Ainsi, l'article 12 du présent projet de loi de finances pérennise la mesure de TVA à taux réduit en faveur de la rénovation du logement, sous condition de l'accord de l'Union européenne. Il sera en effet nécessaire qu'un accord intervienne avant la fin de l'année sur la modification de l'annexe H de la directive du 17 mai 1997.

2. La relance du dispositif en faveur du logement locatif neuf

L'article 91 de la loi n° 2003-590 du 2 juillet 2003 urbanisme et habitat instaure un nouveau dispositif d'amortissement locatif. Les innovations majeures portent sur l'augmentation des plafonds de loyers et la suppression des plafonds de ressources des locataires pour les investissements neufs réalisés à compter du 3 avril 2003.

En outre, ce dispositif prévoit :

- l'extension du bénéfice de l'amortissement aux acquisitions de logements anciens qui ne satisfont pas aux caractéristiques des logements décents et qui font l'objet d'une réhabilitation permettant de rapprocher, après travaux, leurs caractéristiques de celles d'un logement neuf ;

- l'extension aux locations déléguées pour faciliter les investissements dans les résidences pour les étudiants et les personnes âgées ;

- et l'adaptation de la réglementation en faveur des sociétés civiles de placement immobilier (SCPI).

Selon le ministère, ce nouveau dispositif permettra de créer une offre locative nouvelle importante d'au moins 50.000 logements locatifs par an , 40.000 en construction neuve et 10.000 en rénovation de logements anciens dégradés. Grâce à des loyers plafonds plus conformes au marché, ces logements seront construits ou rénovés dans les zones où les besoins sont les plus forts, là où les gens ont le plus de difficultés aujourd'hui pour trouver à se loger.

3. Des mesures fiscales qui doivent être complétées

Notre collègue Marcel-Pierre Cléach 11 ( * ) est l'auteur d'un récent rapport d'information sur le logement locatif, dont un chapitre est consacré à la fiscalité.

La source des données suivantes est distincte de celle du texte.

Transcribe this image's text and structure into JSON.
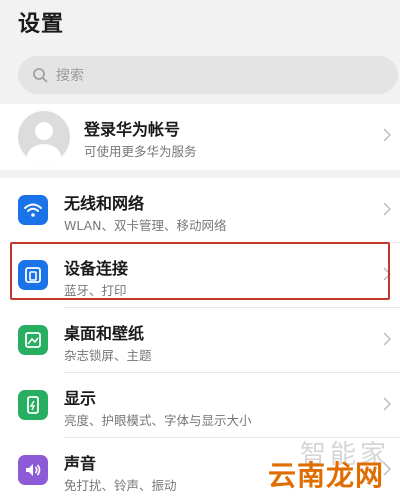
{
  "header": {
    "title": "设置"
  },
  "search": {
    "placeholder": "搜索"
  },
  "account": {
    "title": "登录华为帐号",
    "subtitle": "可使用更多华为服务"
  },
  "items": [
    {
      "title": "无线和网络",
      "subtitle": "WLAN、双卡管理、移动网络",
      "icon": "wifi-icon",
      "color": "#1a73e8"
    },
    {
      "title": "设备连接",
      "subtitle": "蓝牙、打印",
      "icon": "device-connect-icon",
      "color": "#1a73e8"
    },
    {
      "title": "桌面和壁纸",
      "subtitle": "杂志锁屏、主题",
      "icon": "wallpaper-icon",
      "color": "#27ae60"
    },
    {
      "title": "显示",
      "subtitle": "亮度、护眼模式、字体与显示大小",
      "icon": "display-icon",
      "color": "#27ae60"
    },
    {
      "title": "声音",
      "subtitle": "免打扰、铃声、振动",
      "icon": "sound-icon",
      "color": "#8e5bd8"
    }
  ],
  "watermark": {
    "line1": "智能家",
    "line2": "云南龙网"
  }
}
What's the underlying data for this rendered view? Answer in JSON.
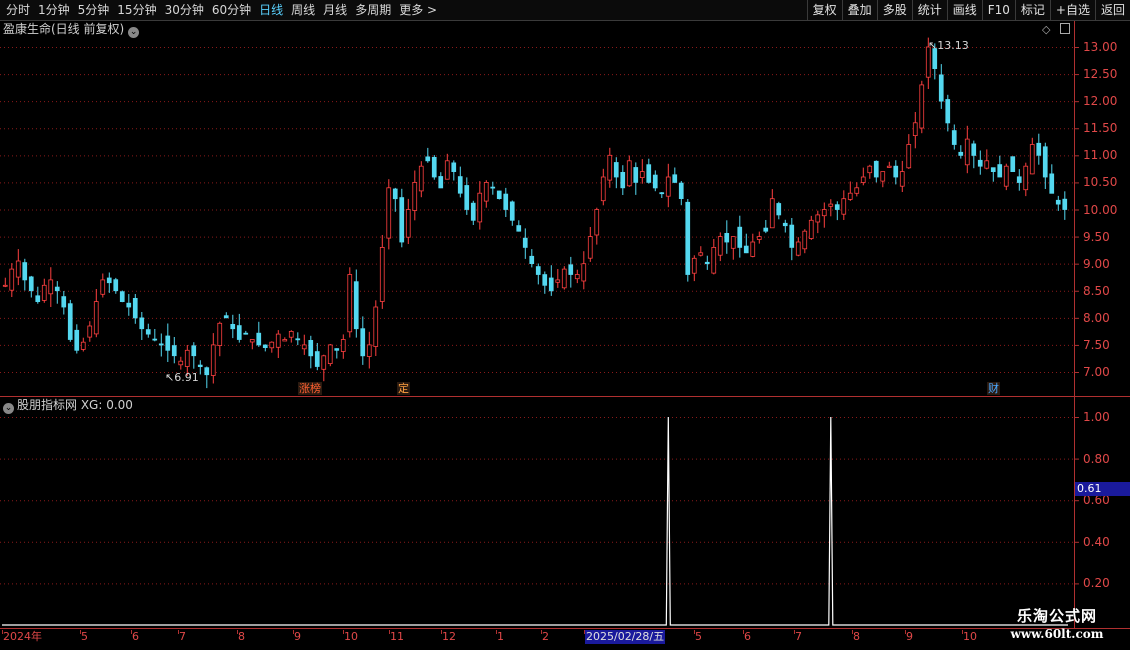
{
  "toolbar": {
    "periods": [
      "分时",
      "1分钟",
      "5分钟",
      "15分钟",
      "30分钟",
      "60分钟",
      "日线",
      "周线",
      "月线",
      "多周期",
      "更多 >"
    ],
    "active_period": "日线",
    "actions": [
      "复权",
      "叠加",
      "多股",
      "统计",
      "画线",
      "F10",
      "标记",
      "+自选",
      "返回"
    ]
  },
  "chart_title": "盈康生命(日线 前复权)",
  "indicator_title": "股朋指标网 XG: 0.00",
  "price_axis": [
    "13.00",
    "12.50",
    "12.00",
    "11.50",
    "11.00",
    "10.50",
    "10.00",
    "9.50",
    "9.00",
    "8.50",
    "8.00",
    "7.50",
    "7.00"
  ],
  "indicator_axis": [
    "1.00",
    "0.80",
    "0.60",
    "0.40",
    "0.20"
  ],
  "indicator_marker": "0.61",
  "annotations": {
    "high": "13.13",
    "low": "6.91"
  },
  "event_tags": [
    {
      "label": "涨榜",
      "color": "#ff6030"
    },
    {
      "label": "定",
      "color": "#ffa040"
    },
    {
      "label": "财",
      "color": "#4aa8ff"
    }
  ],
  "x_axis": [
    "2024年",
    "5",
    "6",
    "7",
    "8",
    "9",
    "10",
    "11",
    "12",
    "1",
    "2",
    "2025/02/28/五",
    "5",
    "6",
    "7",
    "8",
    "9",
    "10"
  ],
  "watermark": {
    "line1": "乐淘公式网",
    "line2": "www.60lt.com"
  },
  "colors": {
    "up": "#ff4040",
    "down": "#54d8f0",
    "grid": "#8a1a1a",
    "axis": "#b03030"
  },
  "chart_data": {
    "type": "candlestick",
    "title": "盈康生命(日线 前复权)",
    "y_range": [
      6.7,
      13.2
    ],
    "price_high": 13.13,
    "price_low": 6.91,
    "close_series": [
      8.6,
      8.9,
      9.05,
      8.7,
      8.5,
      8.3,
      8.6,
      8.7,
      8.5,
      8.2,
      7.6,
      7.4,
      7.55,
      7.85,
      8.3,
      8.7,
      8.65,
      8.5,
      8.3,
      8.2,
      8.0,
      7.8,
      7.7,
      7.6,
      7.5,
      7.4,
      7.3,
      7.2,
      7.4,
      7.3,
      7.1,
      6.95,
      7.5,
      7.9,
      8.0,
      7.8,
      7.6,
      7.7,
      7.6,
      7.5,
      7.45,
      7.55,
      7.7,
      7.6,
      7.75,
      7.6,
      7.5,
      7.3,
      7.1,
      7.3,
      7.5,
      7.4,
      7.6,
      8.8,
      7.8,
      7.3,
      7.5,
      8.2,
      9.3,
      10.4,
      10.2,
      9.4,
      10.0,
      10.5,
      10.8,
      10.9,
      10.6,
      10.4,
      10.9,
      10.7,
      10.3,
      10.0,
      9.8,
      10.3,
      10.5,
      10.4,
      10.2,
      10.0,
      9.8,
      9.6,
      9.3,
      9.0,
      8.8,
      8.6,
      8.5,
      8.7,
      8.9,
      8.8,
      8.8,
      9.0,
      9.5,
      10.0,
      10.6,
      11.0,
      10.6,
      10.4,
      10.9,
      10.5,
      10.7,
      10.5,
      10.4,
      10.3,
      10.6,
      10.5,
      10.2,
      8.8,
      9.1,
      9.2,
      9.0,
      9.3,
      9.5,
      9.4,
      9.5,
      9.3,
      9.2,
      9.4,
      9.5,
      9.6,
      10.2,
      9.9,
      9.7,
      9.3,
      9.4,
      9.6,
      9.8,
      9.9,
      10.0,
      10.1,
      10.0,
      10.2,
      10.3,
      10.4,
      10.6,
      10.8,
      10.6,
      10.7,
      10.8,
      10.6,
      10.7,
      11.2,
      11.6,
      12.3,
      13.0,
      12.6,
      12.0,
      11.6,
      11.2,
      11.0,
      11.3,
      11.0,
      10.8,
      10.9,
      10.7,
      10.6,
      10.8,
      10.7,
      10.5,
      10.8,
      11.2,
      11.0,
      10.6,
      10.3,
      10.1,
      10.0
    ],
    "indicator": {
      "name": "XG",
      "value": 0.0,
      "signal_indices": [
        102,
        127
      ],
      "y_range": [
        0,
        1.0
      ]
    }
  }
}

Ses préconisations rejoignent parfaitement les propositions faites les années précédentes par la commission des finances :

- suppression de la contribution sur les revenus locatifs (ex-taxe additionnelle au droit de bail) 12 ( * ) ;

- maintien du logement dans le parc locatif en cas de succession 13 ( * ) (droits de succession réduits de moitié à la condition que l'héritier s'engage à maintenir le logement dans le parc locatif pendant une période de neuf ans avec un loyer maîtrisé) ;

- augmentation du taux de la déduction forfaitaire , fixé à 14 % depuis 1997 14 ( * ) .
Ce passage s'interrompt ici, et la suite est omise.